Transcrevo, de Saramago:
As lágrimas do Juiz Garzón hoje são as minhas lágrimas. Há anos, a um meio-dia, tomei conhecimento de uma notícia que foi uma das maiores alegrias da minha vida: a acusação a Pinochet. Este meio-dia recebi outra notícia, esta das mais tristes e desesperançadas: que quem se atreveu com os ditadores foi afastado da magistratura pelos seus pares. Ou melhor dito, por juízes que nunca processaram Pinochet nem ouviram as vítimas do franquismo.Garzón é o exemplo de que o agricultor de Florença não tinha razão quando, em plena Idade Média, fez dobrar os sinos a finados porque, dizia, a justiça havia morrido.
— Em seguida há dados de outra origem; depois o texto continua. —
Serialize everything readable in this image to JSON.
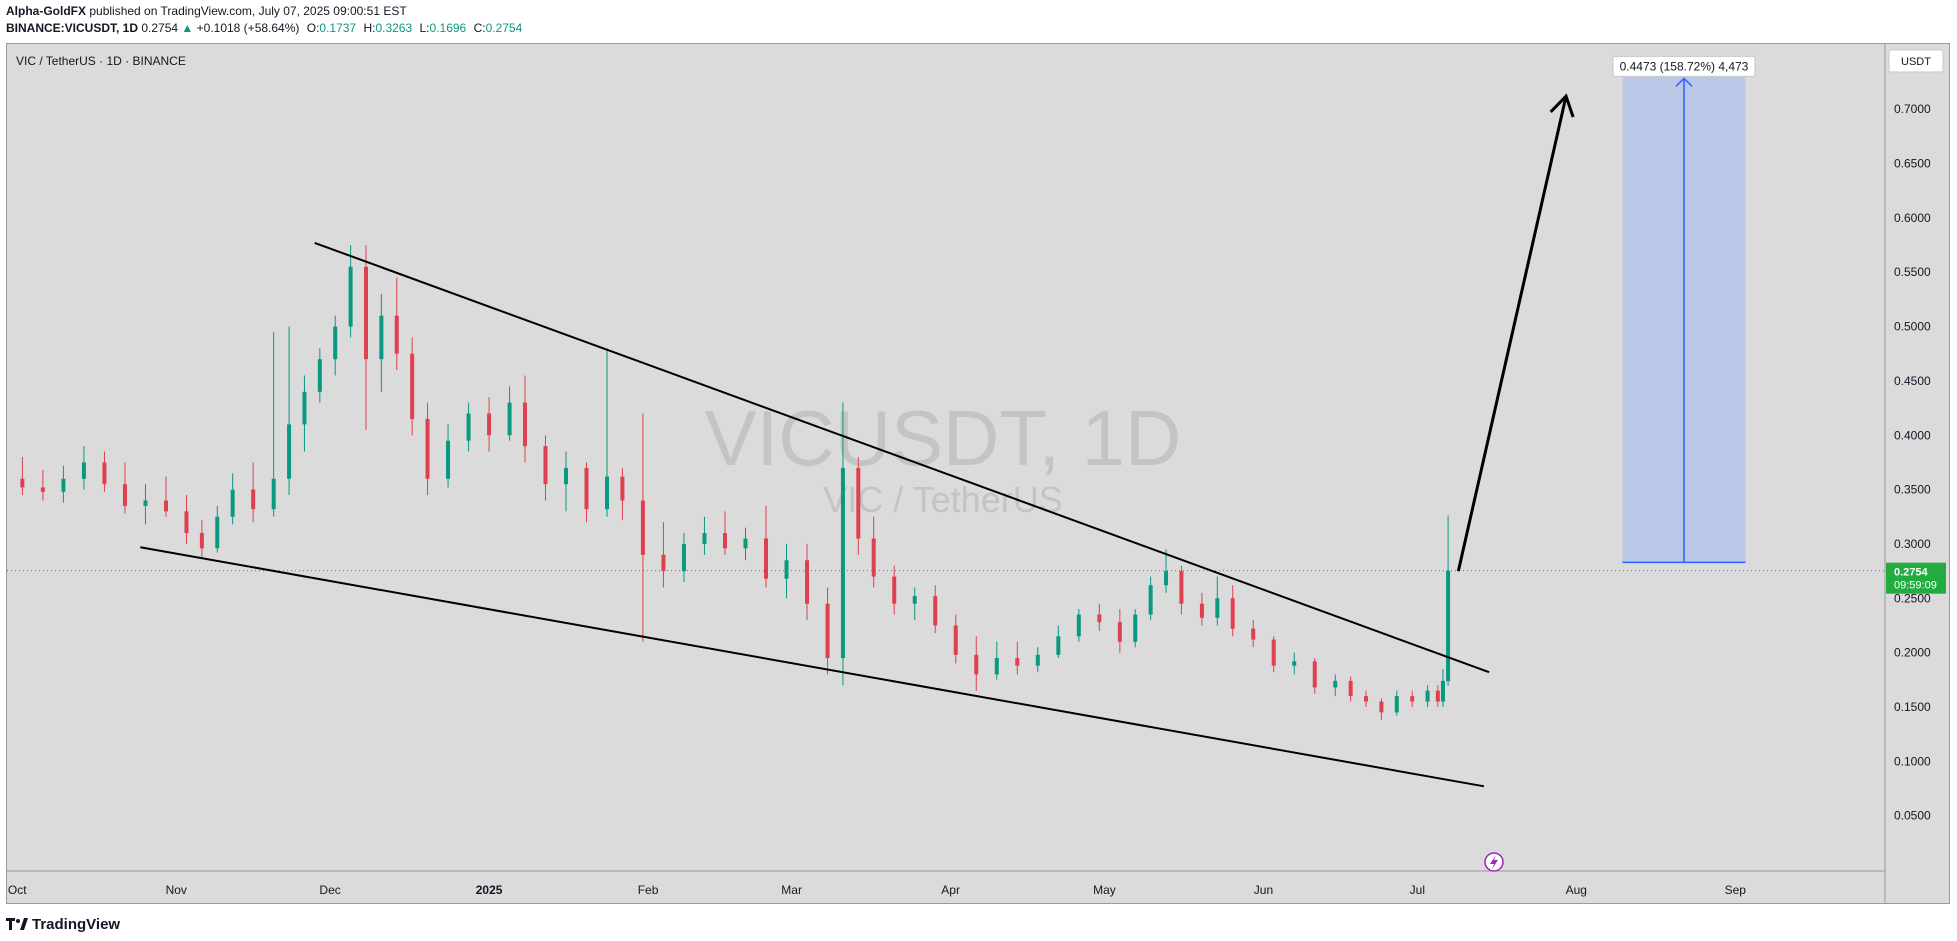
{
  "header": {
    "author": "Alpha-GoldFX",
    "published": "published on TradingView.com, July 07, 2025 09:00:51 EST",
    "symbol": "BINANCE:VICUSDT, 1D",
    "price": "0.2754",
    "change": "+0.1018 (+58.64%)",
    "o_label": "O:",
    "o_value": "0.1737",
    "h_label": "H:",
    "h_value": "0.3263",
    "l_label": "L:",
    "l_value": "0.1696",
    "c_label": "C:",
    "c_value": "0.2754"
  },
  "pane": {
    "title": "VIC / TetherUS · 1D · BINANCE",
    "watermark_main": "VICUSDT, 1D",
    "watermark_sub": "VIC / TetherUS"
  },
  "footer": {
    "brand": "TradingView"
  },
  "colors": {
    "up": "#089981",
    "down": "#e03f4f",
    "background": "#dbdbdb",
    "target_zone": "#b8c6e8",
    "target_line": "#2962ff",
    "price_tag": "#22ab3f"
  },
  "chart_data": {
    "type": "candlestick",
    "title": "VICUSDT, 1D",
    "currency": "USDT",
    "y_ticks": [
      "0.0500",
      "0.1000",
      "0.1500",
      "0.2000",
      "0.2500",
      "0.3000",
      "0.3500",
      "0.4000",
      "0.4500",
      "0.5000",
      "0.5500",
      "0.6000",
      "0.6500",
      "0.7000"
    ],
    "x_ticks": [
      {
        "label": "Oct",
        "date": "2024-10-01"
      },
      {
        "label": "Nov",
        "date": "2024-11-01"
      },
      {
        "label": "Dec",
        "date": "2024-12-01"
      },
      {
        "label": "2025",
        "date": "2025-01-01"
      },
      {
        "label": "Feb",
        "date": "2025-02-01"
      },
      {
        "label": "Mar",
        "date": "2025-03-01"
      },
      {
        "label": "Apr",
        "date": "2025-04-01"
      },
      {
        "label": "May",
        "date": "2025-05-01"
      },
      {
        "label": "Jun",
        "date": "2025-06-01"
      },
      {
        "label": "Jul",
        "date": "2025-07-01"
      },
      {
        "label": "Aug",
        "date": "2025-08-01"
      },
      {
        "label": "Sep",
        "date": "2025-09-01"
      }
    ],
    "ylim": [
      0.0,
      0.76
    ],
    "xlim": [
      "2024-09-29",
      "2025-09-30"
    ],
    "last_price": {
      "value": 0.2754,
      "label": "0.2754",
      "countdown": "09:59:09"
    },
    "candles": [
      {
        "date": "2024-10-02",
        "o": 0.36,
        "h": 0.38,
        "l": 0.345,
        "c": 0.352
      },
      {
        "date": "2024-10-06",
        "o": 0.352,
        "h": 0.368,
        "l": 0.34,
        "c": 0.348
      },
      {
        "date": "2024-10-10",
        "o": 0.348,
        "h": 0.372,
        "l": 0.338,
        "c": 0.36
      },
      {
        "date": "2024-10-14",
        "o": 0.36,
        "h": 0.39,
        "l": 0.35,
        "c": 0.375
      },
      {
        "date": "2024-10-18",
        "o": 0.375,
        "h": 0.385,
        "l": 0.348,
        "c": 0.355
      },
      {
        "date": "2024-10-22",
        "o": 0.355,
        "h": 0.375,
        "l": 0.328,
        "c": 0.335
      },
      {
        "date": "2024-10-26",
        "o": 0.335,
        "h": 0.355,
        "l": 0.318,
        "c": 0.34
      },
      {
        "date": "2024-10-30",
        "o": 0.34,
        "h": 0.362,
        "l": 0.325,
        "c": 0.33
      },
      {
        "date": "2024-11-03",
        "o": 0.33,
        "h": 0.345,
        "l": 0.3,
        "c": 0.31
      },
      {
        "date": "2024-11-06",
        "o": 0.31,
        "h": 0.322,
        "l": 0.288,
        "c": 0.296
      },
      {
        "date": "2024-11-09",
        "o": 0.296,
        "h": 0.335,
        "l": 0.292,
        "c": 0.325
      },
      {
        "date": "2024-11-12",
        "o": 0.325,
        "h": 0.365,
        "l": 0.318,
        "c": 0.35
      },
      {
        "date": "2024-11-16",
        "o": 0.35,
        "h": 0.375,
        "l": 0.32,
        "c": 0.332
      },
      {
        "date": "2024-11-20",
        "o": 0.332,
        "h": 0.495,
        "l": 0.325,
        "c": 0.36
      },
      {
        "date": "2024-11-23",
        "o": 0.36,
        "h": 0.5,
        "l": 0.345,
        "c": 0.41
      },
      {
        "date": "2024-11-26",
        "o": 0.41,
        "h": 0.455,
        "l": 0.385,
        "c": 0.44
      },
      {
        "date": "2024-11-29",
        "o": 0.44,
        "h": 0.48,
        "l": 0.43,
        "c": 0.47
      },
      {
        "date": "2024-12-02",
        "o": 0.47,
        "h": 0.51,
        "l": 0.455,
        "c": 0.5
      },
      {
        "date": "2024-12-05",
        "o": 0.5,
        "h": 0.575,
        "l": 0.49,
        "c": 0.555
      },
      {
        "date": "2024-12-08",
        "o": 0.555,
        "h": 0.575,
        "l": 0.405,
        "c": 0.47
      },
      {
        "date": "2024-12-11",
        "o": 0.47,
        "h": 0.53,
        "l": 0.44,
        "c": 0.51
      },
      {
        "date": "2024-12-14",
        "o": 0.51,
        "h": 0.545,
        "l": 0.46,
        "c": 0.475
      },
      {
        "date": "2024-12-17",
        "o": 0.475,
        "h": 0.49,
        "l": 0.4,
        "c": 0.415
      },
      {
        "date": "2024-12-20",
        "o": 0.415,
        "h": 0.43,
        "l": 0.345,
        "c": 0.36
      },
      {
        "date": "2024-12-24",
        "o": 0.36,
        "h": 0.41,
        "l": 0.352,
        "c": 0.395
      },
      {
        "date": "2024-12-28",
        "o": 0.395,
        "h": 0.43,
        "l": 0.385,
        "c": 0.42
      },
      {
        "date": "2025-01-01",
        "o": 0.42,
        "h": 0.435,
        "l": 0.385,
        "c": 0.4
      },
      {
        "date": "2025-01-05",
        "o": 0.4,
        "h": 0.445,
        "l": 0.395,
        "c": 0.43
      },
      {
        "date": "2025-01-08",
        "o": 0.43,
        "h": 0.455,
        "l": 0.375,
        "c": 0.39
      },
      {
        "date": "2025-01-12",
        "o": 0.39,
        "h": 0.4,
        "l": 0.34,
        "c": 0.355
      },
      {
        "date": "2025-01-16",
        "o": 0.355,
        "h": 0.385,
        "l": 0.33,
        "c": 0.37
      },
      {
        "date": "2025-01-20",
        "o": 0.37,
        "h": 0.375,
        "l": 0.32,
        "c": 0.332
      },
      {
        "date": "2025-01-24",
        "o": 0.332,
        "h": 0.48,
        "l": 0.325,
        "c": 0.362
      },
      {
        "date": "2025-01-27",
        "o": 0.362,
        "h": 0.37,
        "l": 0.322,
        "c": 0.34
      },
      {
        "date": "2025-01-31",
        "o": 0.34,
        "h": 0.42,
        "l": 0.21,
        "c": 0.29
      },
      {
        "date": "2025-02-04",
        "o": 0.29,
        "h": 0.32,
        "l": 0.26,
        "c": 0.275
      },
      {
        "date": "2025-02-08",
        "o": 0.275,
        "h": 0.31,
        "l": 0.265,
        "c": 0.3
      },
      {
        "date": "2025-02-12",
        "o": 0.3,
        "h": 0.325,
        "l": 0.29,
        "c": 0.31
      },
      {
        "date": "2025-02-16",
        "o": 0.31,
        "h": 0.33,
        "l": 0.29,
        "c": 0.296
      },
      {
        "date": "2025-02-20",
        "o": 0.296,
        "h": 0.315,
        "l": 0.285,
        "c": 0.305
      },
      {
        "date": "2025-02-24",
        "o": 0.305,
        "h": 0.335,
        "l": 0.26,
        "c": 0.268
      },
      {
        "date": "2025-02-28",
        "o": 0.268,
        "h": 0.3,
        "l": 0.25,
        "c": 0.285
      },
      {
        "date": "2025-03-04",
        "o": 0.285,
        "h": 0.3,
        "l": 0.23,
        "c": 0.245
      },
      {
        "date": "2025-03-08",
        "o": 0.245,
        "h": 0.26,
        "l": 0.18,
        "c": 0.195
      },
      {
        "date": "2025-03-11",
        "o": 0.195,
        "h": 0.43,
        "l": 0.17,
        "c": 0.37
      },
      {
        "date": "2025-03-14",
        "o": 0.37,
        "h": 0.38,
        "l": 0.29,
        "c": 0.305
      },
      {
        "date": "2025-03-17",
        "o": 0.305,
        "h": 0.325,
        "l": 0.26,
        "c": 0.27
      },
      {
        "date": "2025-03-21",
        "o": 0.27,
        "h": 0.28,
        "l": 0.235,
        "c": 0.245
      },
      {
        "date": "2025-03-25",
        "o": 0.245,
        "h": 0.26,
        "l": 0.23,
        "c": 0.252
      },
      {
        "date": "2025-03-29",
        "o": 0.252,
        "h": 0.262,
        "l": 0.218,
        "c": 0.225
      },
      {
        "date": "2025-04-02",
        "o": 0.225,
        "h": 0.235,
        "l": 0.19,
        "c": 0.198
      },
      {
        "date": "2025-04-06",
        "o": 0.198,
        "h": 0.215,
        "l": 0.165,
        "c": 0.18
      },
      {
        "date": "2025-04-10",
        "o": 0.18,
        "h": 0.21,
        "l": 0.175,
        "c": 0.195
      },
      {
        "date": "2025-04-14",
        "o": 0.195,
        "h": 0.21,
        "l": 0.18,
        "c": 0.188
      },
      {
        "date": "2025-04-18",
        "o": 0.188,
        "h": 0.205,
        "l": 0.182,
        "c": 0.198
      },
      {
        "date": "2025-04-22",
        "o": 0.198,
        "h": 0.225,
        "l": 0.195,
        "c": 0.215
      },
      {
        "date": "2025-04-26",
        "o": 0.215,
        "h": 0.24,
        "l": 0.21,
        "c": 0.235
      },
      {
        "date": "2025-04-30",
        "o": 0.235,
        "h": 0.245,
        "l": 0.22,
        "c": 0.228
      },
      {
        "date": "2025-05-04",
        "o": 0.228,
        "h": 0.24,
        "l": 0.2,
        "c": 0.21
      },
      {
        "date": "2025-05-07",
        "o": 0.21,
        "h": 0.24,
        "l": 0.205,
        "c": 0.235
      },
      {
        "date": "2025-05-10",
        "o": 0.235,
        "h": 0.27,
        "l": 0.23,
        "c": 0.262
      },
      {
        "date": "2025-05-13",
        "o": 0.262,
        "h": 0.295,
        "l": 0.255,
        "c": 0.275
      },
      {
        "date": "2025-05-16",
        "o": 0.275,
        "h": 0.28,
        "l": 0.235,
        "c": 0.245
      },
      {
        "date": "2025-05-20",
        "o": 0.245,
        "h": 0.255,
        "l": 0.225,
        "c": 0.232
      },
      {
        "date": "2025-05-23",
        "o": 0.232,
        "h": 0.27,
        "l": 0.225,
        "c": 0.25
      },
      {
        "date": "2025-05-26",
        "o": 0.25,
        "h": 0.262,
        "l": 0.215,
        "c": 0.222
      },
      {
        "date": "2025-05-30",
        "o": 0.222,
        "h": 0.23,
        "l": 0.205,
        "c": 0.212
      },
      {
        "date": "2025-06-03",
        "o": 0.212,
        "h": 0.215,
        "l": 0.182,
        "c": 0.188
      },
      {
        "date": "2025-06-07",
        "o": 0.188,
        "h": 0.2,
        "l": 0.18,
        "c": 0.192
      },
      {
        "date": "2025-06-11",
        "o": 0.192,
        "h": 0.195,
        "l": 0.162,
        "c": 0.168
      },
      {
        "date": "2025-06-15",
        "o": 0.168,
        "h": 0.18,
        "l": 0.16,
        "c": 0.174
      },
      {
        "date": "2025-06-18",
        "o": 0.174,
        "h": 0.178,
        "l": 0.155,
        "c": 0.16
      },
      {
        "date": "2025-06-21",
        "o": 0.16,
        "h": 0.165,
        "l": 0.15,
        "c": 0.155
      },
      {
        "date": "2025-06-24",
        "o": 0.155,
        "h": 0.158,
        "l": 0.138,
        "c": 0.145
      },
      {
        "date": "2025-06-27",
        "o": 0.145,
        "h": 0.165,
        "l": 0.142,
        "c": 0.16
      },
      {
        "date": "2025-06-30",
        "o": 0.16,
        "h": 0.165,
        "l": 0.15,
        "c": 0.155
      },
      {
        "date": "2025-07-03",
        "o": 0.155,
        "h": 0.17,
        "l": 0.15,
        "c": 0.165
      },
      {
        "date": "2025-07-05",
        "o": 0.165,
        "h": 0.17,
        "l": 0.15,
        "c": 0.155
      },
      {
        "date": "2025-07-06",
        "o": 0.155,
        "h": 0.185,
        "l": 0.15,
        "c": 0.174
      },
      {
        "date": "2025-07-07",
        "o": 0.1737,
        "h": 0.3263,
        "l": 0.1696,
        "c": 0.2754
      }
    ],
    "trendlines": [
      {
        "name": "upper-trendline",
        "from": {
          "date": "2024-11-28",
          "value": 0.577
        },
        "to": {
          "date": "2025-07-15",
          "value": 0.182
        }
      },
      {
        "name": "lower-trendline",
        "from": {
          "date": "2024-10-25",
          "value": 0.297
        },
        "to": {
          "date": "2025-07-14",
          "value": 0.077
        }
      }
    ],
    "projection_arrow": {
      "from": {
        "date": "2025-07-09",
        "value": 0.275
      },
      "to": {
        "date": "2025-07-30",
        "value": 0.712
      }
    },
    "target_zone": {
      "from_date": "2025-08-10",
      "to_date": "2025-09-03",
      "bottom": 0.283,
      "top": 0.7302,
      "label": "0.4473 (158.72%) 4,473"
    }
  }
}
Com Garzón sabíamos que as leis e o seu espírito estavam vivos porque as víamos actuar. Com o afastamento de Garzón os sinos, depois do repique a glória que farão os falangistas, os implicados no caso Gürtell, os narcotraficantes, os terroristas e os nostálgicos das ditaduras, voltarão a dobrar a finados, porque a justiça e o estado de direito não avançaram, nem terão ganho em transparência e quem não avança, retrocede. Dobrarão a finados, sim, mas milhões de pessoas sabem reconhecer o cadáver, que não é o de Garzón, esclarecido, respeitado e querido em todo o mundo, mas o daqueles que, com todo o tipo de argúcias, não querem uma sociedade com memória, sã, livre e valente.
In O Caderno de Saramago, publicado a 14 de Maio de 2010
É o descrédito total da justiça espanhola. Mas o bastonário dos advogados portugueses acha, em artigo de hoje no Jornal de Notícias, que a condenação é adequada e que a justiça espanhola é exemplar!
Abraço
Caríssimo,
Parece-me tão próprio recorrer a uma imagem simbólica que nos explique as mazelas das tantas "Caixas de Pandora" espalhadas pelos continentes do mundo...aqui, ali ou acolá este tempo de avanços e retrocessos prescreve a receita explicíta deste mundo caduco...
As vezes eu nem sei se o que se abre a é a "Caixa de Pandora" ou o "ovo da serpente"...
Felizmente, ainda que os calem, os lúcidos e corajosos continuam perenes - e isto já é um alento - para aqueles estão de olho no amanhã.
Bom te ler. Grande abraço,
Genny
Exaltante a perdurso de Gárzon e magnífico texto o teu.
O meu forte abraço aos dois.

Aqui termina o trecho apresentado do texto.